The question of the need to divide business companies into public and non-public arose quite a long time ago. In fact, such a division existed before, but it was not legally formalized.

This is due to the fact that the overwhelming number of open joint-stock companies, despite their organizational and legal form, have always been non-public companies in their essence. They did not carry out public subscriptions for securities, and their securities were not traded on exchanges. However, the largest joint stock companies could be classified as public companies, since their shares were publicly subscribed and traded on the stock exchange.

However, due to the fact that at one time, as part of the privatization of state and municipal property, the organizational and legal form of an open joint stock company was essentially imposed on most of them, they were forced to comply with legal requirements for information disclosure, while incurring various types of costs . Many joint stock companies were faced with the threat of penalties for violation or improper fulfillment of these requirements by the regulator. And this despite the fact that the information coming from such joint stock companies into the information field of the securities market was of little interest to its participants, thereby clogging it.
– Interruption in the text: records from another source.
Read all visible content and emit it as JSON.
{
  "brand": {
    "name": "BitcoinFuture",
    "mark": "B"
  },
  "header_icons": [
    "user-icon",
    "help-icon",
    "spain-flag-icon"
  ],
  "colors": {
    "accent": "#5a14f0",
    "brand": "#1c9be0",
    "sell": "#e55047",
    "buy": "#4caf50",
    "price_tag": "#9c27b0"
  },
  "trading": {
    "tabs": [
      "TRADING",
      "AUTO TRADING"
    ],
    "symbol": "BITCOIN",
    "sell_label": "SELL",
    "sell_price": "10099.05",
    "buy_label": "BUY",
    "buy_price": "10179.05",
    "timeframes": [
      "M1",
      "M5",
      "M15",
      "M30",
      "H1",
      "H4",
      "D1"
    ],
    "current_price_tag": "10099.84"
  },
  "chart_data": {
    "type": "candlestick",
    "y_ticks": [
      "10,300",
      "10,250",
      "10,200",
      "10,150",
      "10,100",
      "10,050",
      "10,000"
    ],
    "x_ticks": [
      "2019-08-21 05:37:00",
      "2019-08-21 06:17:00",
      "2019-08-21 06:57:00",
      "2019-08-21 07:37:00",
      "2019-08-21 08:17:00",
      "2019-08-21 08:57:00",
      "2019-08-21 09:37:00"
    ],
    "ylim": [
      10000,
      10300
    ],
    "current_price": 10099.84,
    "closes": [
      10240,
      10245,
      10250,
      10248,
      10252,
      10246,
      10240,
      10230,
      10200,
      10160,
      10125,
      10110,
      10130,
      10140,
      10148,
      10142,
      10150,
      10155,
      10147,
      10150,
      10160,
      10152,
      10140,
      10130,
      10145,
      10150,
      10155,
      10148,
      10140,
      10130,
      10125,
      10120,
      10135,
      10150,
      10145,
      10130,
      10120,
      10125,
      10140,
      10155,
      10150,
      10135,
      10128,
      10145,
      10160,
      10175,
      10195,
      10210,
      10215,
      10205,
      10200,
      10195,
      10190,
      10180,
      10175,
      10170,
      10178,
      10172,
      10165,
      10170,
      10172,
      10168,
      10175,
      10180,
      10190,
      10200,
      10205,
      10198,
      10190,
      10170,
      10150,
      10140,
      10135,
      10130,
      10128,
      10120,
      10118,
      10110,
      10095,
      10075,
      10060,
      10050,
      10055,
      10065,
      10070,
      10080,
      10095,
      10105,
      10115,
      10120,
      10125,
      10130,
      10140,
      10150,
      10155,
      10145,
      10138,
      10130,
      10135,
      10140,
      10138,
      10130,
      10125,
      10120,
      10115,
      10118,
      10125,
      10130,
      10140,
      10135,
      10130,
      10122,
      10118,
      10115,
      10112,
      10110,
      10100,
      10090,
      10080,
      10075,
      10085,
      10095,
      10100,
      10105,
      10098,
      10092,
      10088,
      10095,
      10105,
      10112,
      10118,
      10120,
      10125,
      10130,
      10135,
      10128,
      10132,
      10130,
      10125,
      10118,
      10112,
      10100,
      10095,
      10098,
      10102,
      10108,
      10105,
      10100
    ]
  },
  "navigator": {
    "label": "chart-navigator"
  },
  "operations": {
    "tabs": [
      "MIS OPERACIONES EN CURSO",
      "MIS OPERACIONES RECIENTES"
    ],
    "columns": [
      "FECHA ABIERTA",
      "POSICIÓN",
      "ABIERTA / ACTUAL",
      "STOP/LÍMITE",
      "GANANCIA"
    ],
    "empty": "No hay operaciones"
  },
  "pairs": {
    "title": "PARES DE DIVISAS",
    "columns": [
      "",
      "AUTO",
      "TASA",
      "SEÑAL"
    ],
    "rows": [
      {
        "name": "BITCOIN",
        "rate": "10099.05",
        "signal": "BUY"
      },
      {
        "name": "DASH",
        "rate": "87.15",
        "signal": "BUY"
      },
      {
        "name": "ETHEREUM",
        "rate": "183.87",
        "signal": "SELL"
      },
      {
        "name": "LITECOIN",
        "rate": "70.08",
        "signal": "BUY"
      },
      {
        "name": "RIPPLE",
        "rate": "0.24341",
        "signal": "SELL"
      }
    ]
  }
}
The fundamental difference between public and non-public companies is that mandatory regulation is applied to a greater extent to public companies, excluding freedom of discretion for companies that attract funds from an indefinite number of investors. Whereas in relation to non-public companies GK RF, taking into account the changes made by law N 99-ФЗ, allows for dispositive (permissive) regulation, providing the opportunity to choose one or another option.

There are few public companies in Russia; the vast majority of joint stock companies are non-public. Combined with the predominant organizational and legal form of a limited liability company in Russia (94% of the total number of commercial organizations *(24) ) non-public companies make up the vast majority of legal entities in the business sector. The application of discretionary regulation to all these subjects allows us to draw a conclusion about the liberalization of Russian legislation in the field of entrepreneurial activity.